SUARA INDEPENDEN.COM, JAKARTA- Pimpinan Dewan Perwakilan Rakyat berencana mengirimkan nota keberatan terkait pencekalan Ketua DPR Setya Novanto ke Presiden Joko Widodo. Ketua Umum Partai Golkar itu dicekal terkait posisinya sebagai saksi dalam dugaan kasus korupsi e-KTP. Empat wakil ketua DPR berbeda dalam menyikapi surat pencekalan terhadap Novanto tersebut. 

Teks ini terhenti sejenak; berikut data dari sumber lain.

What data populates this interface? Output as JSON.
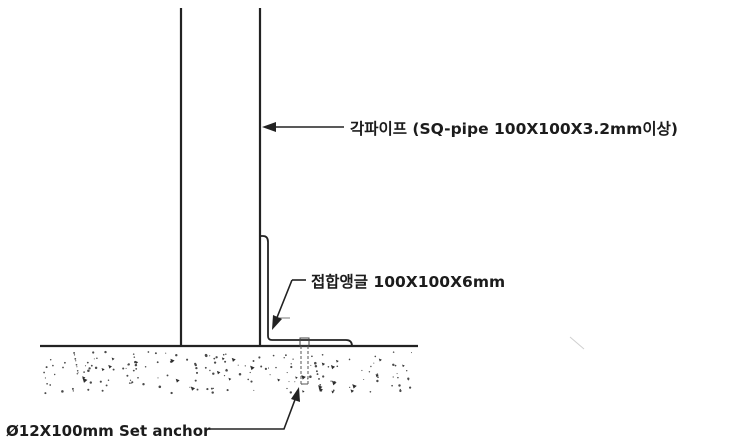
{
  "labels": {
    "pipe": "각파이프 (SQ-pipe 100X100X3.2mm이상)",
    "angle": "접합앵글 100X100X6mm",
    "anchor": "Ø12X100mm Set anchor"
  }
}
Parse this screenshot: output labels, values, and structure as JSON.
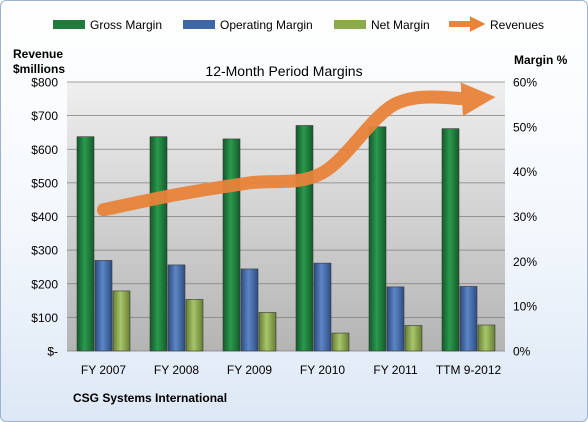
{
  "chart_data": {
    "type": "bar",
    "title": "12-Month Period Margins",
    "company": "CSG Systems International",
    "categories": [
      "FY 2007",
      "FY 2008",
      "FY 2009",
      "FY 2010",
      "FY 2011",
      "TTM 9-2012"
    ],
    "left_axis": {
      "label_line1": "Revenue",
      "label_line2": "$millions",
      "range": [
        0,
        800
      ],
      "ticks": [
        {
          "value": 0,
          "label": "$-"
        },
        {
          "value": 100,
          "label": "$100"
        },
        {
          "value": 200,
          "label": "$200"
        },
        {
          "value": 300,
          "label": "$300"
        },
        {
          "value": 400,
          "label": "$400"
        },
        {
          "value": 500,
          "label": "$500"
        },
        {
          "value": 600,
          "label": "$600"
        },
        {
          "value": 700,
          "label": "$700"
        },
        {
          "value": 800,
          "label": "$800"
        }
      ]
    },
    "right_axis": {
      "label": "Margin %",
      "range": [
        0,
        60
      ],
      "ticks": [
        {
          "value": 0,
          "label": "0%"
        },
        {
          "value": 10,
          "label": "10%"
        },
        {
          "value": 20,
          "label": "20%"
        },
        {
          "value": 30,
          "label": "30%"
        },
        {
          "value": 40,
          "label": "40%"
        },
        {
          "value": 50,
          "label": "50%"
        },
        {
          "value": 60,
          "label": "60%"
        }
      ]
    },
    "grid": true,
    "legend_position": "top",
    "series": [
      {
        "name": "Gross Margin",
        "kind": "bar",
        "axis": "right",
        "color": "#1f7a3c",
        "values": [
          47.8,
          47.8,
          47.3,
          50.3,
          50.0,
          49.6
        ]
      },
      {
        "name": "Operating Margin",
        "kind": "bar",
        "axis": "right",
        "color": "#3f67a6",
        "values": [
          20.2,
          19.2,
          18.3,
          19.6,
          14.3,
          14.4
        ]
      },
      {
        "name": "Net Margin",
        "kind": "bar",
        "axis": "right",
        "color": "#8aaa4b",
        "values": [
          13.4,
          11.5,
          8.6,
          4.0,
          5.7,
          5.8
        ]
      },
      {
        "name": "Revenues",
        "kind": "line",
        "axis": "left",
        "color": "#e8833a",
        "values": [
          420,
          465,
          500,
          530,
          735,
          750
        ]
      }
    ]
  }
}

Pada Selasa (11/4/2017) malam atau satu hari setelah surat pencekalan terhadap Novanto dikeluarkan, dua Wakil Ketua DPR yakni Fahri Hamzah dan Fadli zon mengumumkan bahwa ada rapat pengganti badan musyawarah. Rapat tersebut salah satunya membahas soal pencekalan terhadap Novanto. 

Wakil Ketua DPR Fahri Hamzah mengatakan, rapat Bamus digelar untuk menindaklanjuti surat aspirasi dari Fraksi Partai Golkar. Dalam suratnya, Fraksi Partai Golkar menyatakan keberatan dengan pencekalan terhadap Novanto. 

Menindaklanjuti hasil rapat, DPR sepakat akan mengirimkan surat keberatan kepada Presiden Joko Widodo (Jokowi). "Hak cekal di Dirjen Imigrasi. Kita nggak ada hubungan dengan KPK, kita makanya surati Presiden," kata Fahri saat jumpa pers di kompleks parlemen, Senayan, Jakarta Pusat, Selasa (11/4/2017) malam.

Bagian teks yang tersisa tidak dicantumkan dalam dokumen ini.